Okomu Oil Palm Company Plc
- Type: Public
- Industry: Agriculture, Palm Oil, Rubber
- Headquarters: Nigeria
- Products: Crude Palm Oil, Palm Kernel, Palm Kernel Oil, Palm Kernel Cake, Rubber
- Revenue: ₦198.1 billion (2025)
- Owner: Socfinaf S.A. (62.94% stake)
- Website: https://okomunigeria.com/

= Okomu Oil =

Nigeria-based company

Okomu Oil Palm Company Plc is a Nigeria-based company that is involved in oil palm plantations, palm kernel processing, and rubber plantations.

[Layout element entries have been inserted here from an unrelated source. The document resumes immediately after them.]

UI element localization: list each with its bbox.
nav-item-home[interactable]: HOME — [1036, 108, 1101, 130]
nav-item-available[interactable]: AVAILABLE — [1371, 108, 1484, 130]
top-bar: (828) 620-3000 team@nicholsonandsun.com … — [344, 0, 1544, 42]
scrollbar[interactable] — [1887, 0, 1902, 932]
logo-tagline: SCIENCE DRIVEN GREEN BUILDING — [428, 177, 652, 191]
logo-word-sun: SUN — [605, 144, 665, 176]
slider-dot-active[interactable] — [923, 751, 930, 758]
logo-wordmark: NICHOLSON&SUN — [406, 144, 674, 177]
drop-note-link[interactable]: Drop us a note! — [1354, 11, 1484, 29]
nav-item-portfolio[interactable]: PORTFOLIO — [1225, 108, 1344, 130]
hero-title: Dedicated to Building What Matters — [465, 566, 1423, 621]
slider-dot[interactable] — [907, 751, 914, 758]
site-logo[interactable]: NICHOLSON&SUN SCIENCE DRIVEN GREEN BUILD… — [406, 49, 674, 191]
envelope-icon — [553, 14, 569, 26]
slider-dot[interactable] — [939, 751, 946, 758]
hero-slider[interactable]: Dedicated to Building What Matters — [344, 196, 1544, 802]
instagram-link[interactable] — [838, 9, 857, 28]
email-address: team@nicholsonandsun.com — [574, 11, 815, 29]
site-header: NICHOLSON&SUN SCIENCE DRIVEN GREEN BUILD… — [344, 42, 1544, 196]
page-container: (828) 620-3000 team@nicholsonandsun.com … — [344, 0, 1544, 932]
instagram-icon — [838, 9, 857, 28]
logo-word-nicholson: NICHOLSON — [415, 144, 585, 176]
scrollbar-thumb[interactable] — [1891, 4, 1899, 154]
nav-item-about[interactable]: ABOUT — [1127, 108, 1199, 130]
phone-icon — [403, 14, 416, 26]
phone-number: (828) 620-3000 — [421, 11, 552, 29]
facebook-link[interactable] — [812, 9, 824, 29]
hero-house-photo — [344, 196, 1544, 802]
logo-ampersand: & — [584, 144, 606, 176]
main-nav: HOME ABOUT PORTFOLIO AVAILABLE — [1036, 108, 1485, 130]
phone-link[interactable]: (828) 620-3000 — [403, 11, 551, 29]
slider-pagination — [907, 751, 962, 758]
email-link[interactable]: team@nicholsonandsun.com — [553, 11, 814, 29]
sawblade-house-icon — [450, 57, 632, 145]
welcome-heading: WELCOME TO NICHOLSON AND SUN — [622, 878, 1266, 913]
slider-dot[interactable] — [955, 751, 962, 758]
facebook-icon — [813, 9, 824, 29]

Okomu Oil produces crude palm oil, palm kernel, palm kernel oil, and palm kernel cake. In 2023, Okomu Oil's revenue grew by 26.61% year-over-year to N75.108 billion. The company's pre-tax profit grew by 44% year-over-year to N33.839 billion in 2023.

Okomu Oil and Presco Oil are the two largest producers of palm oil in Nigeria, with Okomu Oil holding a significant market share. Okomu Oil is majority-owned by Socfinaf S.A., a Belgian company, with a 62.94% stake.

In 2024, a militant group attacked the company, killed three workers and demanded 25% of the company's shares.